News of achievement in our schools should always be celebrated. Teachers, students and parents deserve recognition for improvement. Under incredible pressure, our teachers have labored to meet higher standards even as resources to meet those goals have shrunk.
Of course, we all want to see proof of the progress that should come from their hard work. Unfortunately, the school report cards released by the Department of Education don’t and never will make the grade.
The scheme that created letter grades for public schools was a political hatchling, and these continuously-tweaked report cards remain a political gimmick to this date. Superintendent of Education John White says as much in his press release when he writes, “Changes made to the formula have led to real increases in student achievement.”
Changes in formulas don’t lead to academic achievement. They simply produce the results that the person writing the report wants to show.
One year, radical changes to public education can be justified by the formula’s report. The next year, when politicians want to show that their reform schemes are working, a simple tweak of the formula can illustrate “amazing improvements.”
He who controls the formula controls the public’s perception of our schools.
Even if one is a loyal disciple of letter grades for schools, shouldn’t one ask why every aspect of a school’s performance is represented by a single grade?
When a child comes home from school with grades in English, math, science and social studies, parents have an idea of where the student is doing well and where improvements are needed.

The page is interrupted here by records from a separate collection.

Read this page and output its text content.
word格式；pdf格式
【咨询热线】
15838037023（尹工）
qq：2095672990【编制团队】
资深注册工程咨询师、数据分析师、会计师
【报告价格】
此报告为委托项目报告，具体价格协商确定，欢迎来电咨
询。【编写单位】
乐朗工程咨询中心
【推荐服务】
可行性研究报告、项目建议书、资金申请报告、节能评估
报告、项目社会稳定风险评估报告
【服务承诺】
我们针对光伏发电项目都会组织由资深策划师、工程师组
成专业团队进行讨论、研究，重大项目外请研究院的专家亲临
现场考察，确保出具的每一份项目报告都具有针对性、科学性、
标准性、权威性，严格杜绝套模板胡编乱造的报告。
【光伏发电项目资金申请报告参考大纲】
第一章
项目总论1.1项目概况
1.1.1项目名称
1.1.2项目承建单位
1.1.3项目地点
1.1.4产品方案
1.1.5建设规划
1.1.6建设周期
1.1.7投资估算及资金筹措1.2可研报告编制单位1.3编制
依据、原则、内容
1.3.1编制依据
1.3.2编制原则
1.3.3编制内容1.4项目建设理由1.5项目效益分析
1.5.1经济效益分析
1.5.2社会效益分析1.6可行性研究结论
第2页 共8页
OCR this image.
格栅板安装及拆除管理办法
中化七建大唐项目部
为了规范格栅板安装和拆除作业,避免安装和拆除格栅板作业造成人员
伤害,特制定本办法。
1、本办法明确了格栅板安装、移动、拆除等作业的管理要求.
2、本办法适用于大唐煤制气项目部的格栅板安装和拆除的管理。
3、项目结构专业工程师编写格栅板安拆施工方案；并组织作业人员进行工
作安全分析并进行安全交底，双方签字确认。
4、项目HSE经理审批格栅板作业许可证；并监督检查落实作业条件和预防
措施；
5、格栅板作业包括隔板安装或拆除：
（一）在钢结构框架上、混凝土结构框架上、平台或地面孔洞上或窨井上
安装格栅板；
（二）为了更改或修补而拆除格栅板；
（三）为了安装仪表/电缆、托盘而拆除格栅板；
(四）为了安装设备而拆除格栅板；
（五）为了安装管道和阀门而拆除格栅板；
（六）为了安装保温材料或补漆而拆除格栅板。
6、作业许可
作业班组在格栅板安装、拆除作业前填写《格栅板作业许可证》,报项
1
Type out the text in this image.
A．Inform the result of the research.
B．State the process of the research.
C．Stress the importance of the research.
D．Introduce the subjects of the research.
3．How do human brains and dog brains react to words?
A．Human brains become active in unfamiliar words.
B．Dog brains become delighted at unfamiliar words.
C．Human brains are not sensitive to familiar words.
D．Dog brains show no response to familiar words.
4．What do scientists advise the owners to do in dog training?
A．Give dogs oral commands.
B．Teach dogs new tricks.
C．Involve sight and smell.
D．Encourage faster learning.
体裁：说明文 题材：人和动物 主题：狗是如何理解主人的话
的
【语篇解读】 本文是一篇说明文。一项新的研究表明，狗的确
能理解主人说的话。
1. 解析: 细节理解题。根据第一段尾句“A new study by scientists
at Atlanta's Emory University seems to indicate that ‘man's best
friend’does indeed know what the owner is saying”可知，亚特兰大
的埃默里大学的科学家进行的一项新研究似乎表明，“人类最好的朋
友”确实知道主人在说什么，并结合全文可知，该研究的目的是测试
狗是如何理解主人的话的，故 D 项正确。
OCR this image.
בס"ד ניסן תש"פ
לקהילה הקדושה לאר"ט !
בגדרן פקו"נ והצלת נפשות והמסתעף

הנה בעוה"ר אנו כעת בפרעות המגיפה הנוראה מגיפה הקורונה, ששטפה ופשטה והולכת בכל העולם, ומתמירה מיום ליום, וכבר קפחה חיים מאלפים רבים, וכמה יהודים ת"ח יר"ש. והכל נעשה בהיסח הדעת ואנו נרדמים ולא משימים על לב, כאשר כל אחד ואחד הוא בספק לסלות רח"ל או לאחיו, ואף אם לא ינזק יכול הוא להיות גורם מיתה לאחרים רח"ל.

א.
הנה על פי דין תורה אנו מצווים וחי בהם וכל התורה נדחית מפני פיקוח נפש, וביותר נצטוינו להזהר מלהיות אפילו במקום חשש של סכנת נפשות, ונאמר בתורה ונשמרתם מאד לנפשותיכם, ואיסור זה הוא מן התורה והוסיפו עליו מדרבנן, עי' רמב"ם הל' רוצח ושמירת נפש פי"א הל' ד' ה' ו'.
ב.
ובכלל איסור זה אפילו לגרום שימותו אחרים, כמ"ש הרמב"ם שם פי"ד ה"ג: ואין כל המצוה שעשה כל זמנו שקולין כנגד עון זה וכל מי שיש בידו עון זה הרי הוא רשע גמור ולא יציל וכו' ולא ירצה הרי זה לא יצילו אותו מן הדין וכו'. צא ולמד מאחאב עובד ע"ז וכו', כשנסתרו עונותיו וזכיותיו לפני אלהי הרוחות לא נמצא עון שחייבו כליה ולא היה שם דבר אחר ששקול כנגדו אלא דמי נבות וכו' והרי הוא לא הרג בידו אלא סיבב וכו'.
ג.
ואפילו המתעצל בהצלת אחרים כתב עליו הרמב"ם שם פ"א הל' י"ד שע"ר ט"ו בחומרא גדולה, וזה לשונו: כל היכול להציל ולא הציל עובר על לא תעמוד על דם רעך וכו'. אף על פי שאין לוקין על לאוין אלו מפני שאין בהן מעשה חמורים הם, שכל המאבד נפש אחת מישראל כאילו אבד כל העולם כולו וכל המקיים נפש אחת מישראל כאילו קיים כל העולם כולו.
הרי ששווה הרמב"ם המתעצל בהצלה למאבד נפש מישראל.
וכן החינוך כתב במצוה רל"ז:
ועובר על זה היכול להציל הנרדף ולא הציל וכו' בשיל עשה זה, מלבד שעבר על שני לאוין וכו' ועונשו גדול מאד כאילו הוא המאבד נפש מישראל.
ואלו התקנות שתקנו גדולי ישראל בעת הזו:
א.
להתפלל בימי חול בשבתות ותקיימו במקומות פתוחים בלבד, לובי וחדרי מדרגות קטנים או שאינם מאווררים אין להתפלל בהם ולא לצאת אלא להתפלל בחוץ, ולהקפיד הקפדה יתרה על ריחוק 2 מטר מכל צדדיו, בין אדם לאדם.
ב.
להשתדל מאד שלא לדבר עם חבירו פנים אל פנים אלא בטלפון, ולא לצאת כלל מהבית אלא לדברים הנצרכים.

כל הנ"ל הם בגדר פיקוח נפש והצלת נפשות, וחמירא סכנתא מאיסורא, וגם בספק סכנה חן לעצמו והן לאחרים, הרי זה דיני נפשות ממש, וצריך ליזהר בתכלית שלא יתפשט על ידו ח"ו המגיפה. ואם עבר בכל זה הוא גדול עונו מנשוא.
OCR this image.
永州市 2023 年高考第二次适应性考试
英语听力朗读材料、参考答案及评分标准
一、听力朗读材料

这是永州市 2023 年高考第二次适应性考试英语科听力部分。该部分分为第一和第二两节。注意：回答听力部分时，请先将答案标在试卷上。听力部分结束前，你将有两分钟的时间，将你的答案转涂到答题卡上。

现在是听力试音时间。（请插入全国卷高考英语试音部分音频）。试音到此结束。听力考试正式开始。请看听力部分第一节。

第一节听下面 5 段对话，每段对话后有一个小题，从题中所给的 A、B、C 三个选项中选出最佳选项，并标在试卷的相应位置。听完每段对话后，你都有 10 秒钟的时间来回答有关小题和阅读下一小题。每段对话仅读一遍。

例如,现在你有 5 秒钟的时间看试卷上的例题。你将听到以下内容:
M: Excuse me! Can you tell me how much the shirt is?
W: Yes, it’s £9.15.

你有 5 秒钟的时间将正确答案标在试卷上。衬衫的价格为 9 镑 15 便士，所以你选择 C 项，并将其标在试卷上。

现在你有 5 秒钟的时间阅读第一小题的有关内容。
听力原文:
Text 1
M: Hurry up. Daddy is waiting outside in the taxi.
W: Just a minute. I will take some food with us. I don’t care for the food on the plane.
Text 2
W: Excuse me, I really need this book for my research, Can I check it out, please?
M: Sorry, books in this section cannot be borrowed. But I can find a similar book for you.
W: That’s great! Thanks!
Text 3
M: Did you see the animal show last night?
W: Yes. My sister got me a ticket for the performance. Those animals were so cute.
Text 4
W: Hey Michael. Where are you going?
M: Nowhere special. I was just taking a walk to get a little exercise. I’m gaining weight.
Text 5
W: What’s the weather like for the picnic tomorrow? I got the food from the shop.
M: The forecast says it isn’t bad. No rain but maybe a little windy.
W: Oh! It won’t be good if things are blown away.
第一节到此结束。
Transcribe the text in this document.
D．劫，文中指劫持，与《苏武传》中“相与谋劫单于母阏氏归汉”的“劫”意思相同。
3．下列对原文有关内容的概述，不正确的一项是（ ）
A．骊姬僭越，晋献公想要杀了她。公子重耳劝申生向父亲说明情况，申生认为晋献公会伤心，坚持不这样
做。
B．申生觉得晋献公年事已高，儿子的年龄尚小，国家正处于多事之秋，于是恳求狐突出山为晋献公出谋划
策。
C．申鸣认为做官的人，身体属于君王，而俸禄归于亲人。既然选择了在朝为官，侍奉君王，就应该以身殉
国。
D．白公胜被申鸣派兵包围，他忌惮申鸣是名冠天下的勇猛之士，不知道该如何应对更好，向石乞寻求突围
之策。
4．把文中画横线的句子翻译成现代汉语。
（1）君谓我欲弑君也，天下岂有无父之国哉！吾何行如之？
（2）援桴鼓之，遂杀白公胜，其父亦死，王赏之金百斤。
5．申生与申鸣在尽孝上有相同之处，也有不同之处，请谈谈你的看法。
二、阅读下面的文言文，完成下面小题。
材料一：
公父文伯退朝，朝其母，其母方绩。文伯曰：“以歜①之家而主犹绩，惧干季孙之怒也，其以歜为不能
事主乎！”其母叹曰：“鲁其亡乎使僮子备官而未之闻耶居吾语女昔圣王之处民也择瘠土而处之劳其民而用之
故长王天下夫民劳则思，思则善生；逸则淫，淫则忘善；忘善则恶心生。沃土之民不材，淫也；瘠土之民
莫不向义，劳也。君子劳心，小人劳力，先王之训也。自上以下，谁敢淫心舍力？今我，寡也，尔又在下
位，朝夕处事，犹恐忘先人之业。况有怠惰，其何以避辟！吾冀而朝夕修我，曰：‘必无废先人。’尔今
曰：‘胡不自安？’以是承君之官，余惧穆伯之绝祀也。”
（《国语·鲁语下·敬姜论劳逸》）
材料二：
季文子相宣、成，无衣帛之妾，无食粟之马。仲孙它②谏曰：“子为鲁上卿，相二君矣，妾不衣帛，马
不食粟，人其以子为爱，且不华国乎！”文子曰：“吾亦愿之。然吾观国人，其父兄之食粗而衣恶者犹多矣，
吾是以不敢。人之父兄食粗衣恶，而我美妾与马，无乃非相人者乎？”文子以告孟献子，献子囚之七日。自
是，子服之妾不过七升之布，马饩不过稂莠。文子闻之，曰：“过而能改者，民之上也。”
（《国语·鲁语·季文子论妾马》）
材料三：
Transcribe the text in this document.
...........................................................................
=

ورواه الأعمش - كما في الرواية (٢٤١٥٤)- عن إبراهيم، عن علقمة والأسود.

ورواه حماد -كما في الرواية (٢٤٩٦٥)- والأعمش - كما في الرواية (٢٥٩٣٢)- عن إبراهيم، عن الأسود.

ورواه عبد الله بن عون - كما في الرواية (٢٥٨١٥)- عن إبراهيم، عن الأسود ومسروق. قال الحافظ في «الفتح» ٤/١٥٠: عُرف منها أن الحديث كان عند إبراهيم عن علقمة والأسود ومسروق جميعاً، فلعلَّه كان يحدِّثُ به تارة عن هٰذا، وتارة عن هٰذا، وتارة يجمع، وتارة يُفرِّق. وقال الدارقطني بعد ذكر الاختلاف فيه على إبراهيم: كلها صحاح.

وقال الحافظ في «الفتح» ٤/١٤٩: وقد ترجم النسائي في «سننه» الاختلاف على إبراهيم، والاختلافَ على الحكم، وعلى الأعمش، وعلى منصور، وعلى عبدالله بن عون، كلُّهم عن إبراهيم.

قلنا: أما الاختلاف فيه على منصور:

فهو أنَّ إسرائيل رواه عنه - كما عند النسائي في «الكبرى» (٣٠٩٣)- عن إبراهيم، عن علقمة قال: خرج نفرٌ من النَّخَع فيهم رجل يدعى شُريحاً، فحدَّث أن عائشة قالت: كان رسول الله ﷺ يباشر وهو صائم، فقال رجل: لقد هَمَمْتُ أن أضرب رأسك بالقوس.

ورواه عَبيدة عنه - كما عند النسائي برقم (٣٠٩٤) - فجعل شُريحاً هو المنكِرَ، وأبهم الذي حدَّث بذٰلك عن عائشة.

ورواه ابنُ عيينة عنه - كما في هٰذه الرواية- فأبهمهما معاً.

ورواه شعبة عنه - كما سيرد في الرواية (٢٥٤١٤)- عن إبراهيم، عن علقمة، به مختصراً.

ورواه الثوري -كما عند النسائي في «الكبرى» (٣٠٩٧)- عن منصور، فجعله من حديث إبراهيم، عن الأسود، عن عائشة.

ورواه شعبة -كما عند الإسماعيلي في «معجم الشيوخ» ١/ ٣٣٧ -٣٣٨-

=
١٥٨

In contrast, a single grade stamped on a school does nothing but create an impression of success or failure, without providing important information that we all know affects student and school performance.
A serious report for parents and the public would include measures of the condition or performance of a school or school district beyond standardized test scores.
Certainly, we should not use the same measuring stick for selective admission schools rated among the best in the nation that we use for alternative schools and our most challenged students.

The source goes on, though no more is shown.